Reliability primitives for any LLM API. No framework, no SDK lock-in -- just small modules that wrap whatever provider you use.

pip install lemmas
from lemmas import cove
from lemmas.adapters import openai_complete
from openai import OpenAI

complete = openai_complete(OpenAI(), model="gpt-4o-mini")
r = cove(complete, query="Who invented the laser?")
print(r.final)

What's in the box

Primitive Paper What it does
cove Dhuliawala 2023 Generate, plan verification questions, answer each independently, revise.
self_consistency Wang 2022 Sample N, vote on plurality answer.
best_of_n classic Sample N, score each, pick best.
reflexion Shinn 2023 Try -> critique -> retry loop with feedback.
debate Du, Li, Mordatch 2023 Multi-agent debate; agents revise after seeing others.
DriftDetector rolling centroid Detect prompt drift per bucket via z-score.
race Dean & Barroso 2013 Hedged execution: race N callables, first wins.
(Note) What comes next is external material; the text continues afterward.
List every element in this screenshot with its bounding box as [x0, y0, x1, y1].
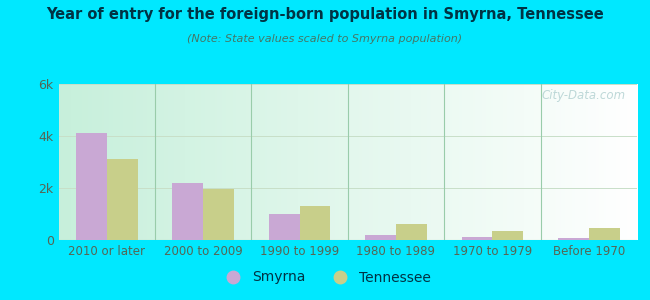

Every primitive has an async sibling and accepts an optional tracer for observability.

Why lemmas exists

Modern LLM platforms (LangChain, LlamaIndex, LiteLLM) give you routing and abstractions. They don't give you the inference-time reliability methods from the research literature -- you end up reimplementing CoVe and self-consistency by hand in every project. Lemmas is the lowest-friction implementation of those methods, designed to drop into any stack.

What lemmas does NOT do

  • No router (use LiteLLM, Portkey, or your own).
  • No observability backend (use Langfuse, Phoenix, Datadog -- lemmas just emits events via a tracer protocol).
  • No retrieval / RAG (use LlamaIndex, LangChain, a real vector DB).
  • No agent loop framework.

These are deliberate. Lemmas is a small library, not a framework.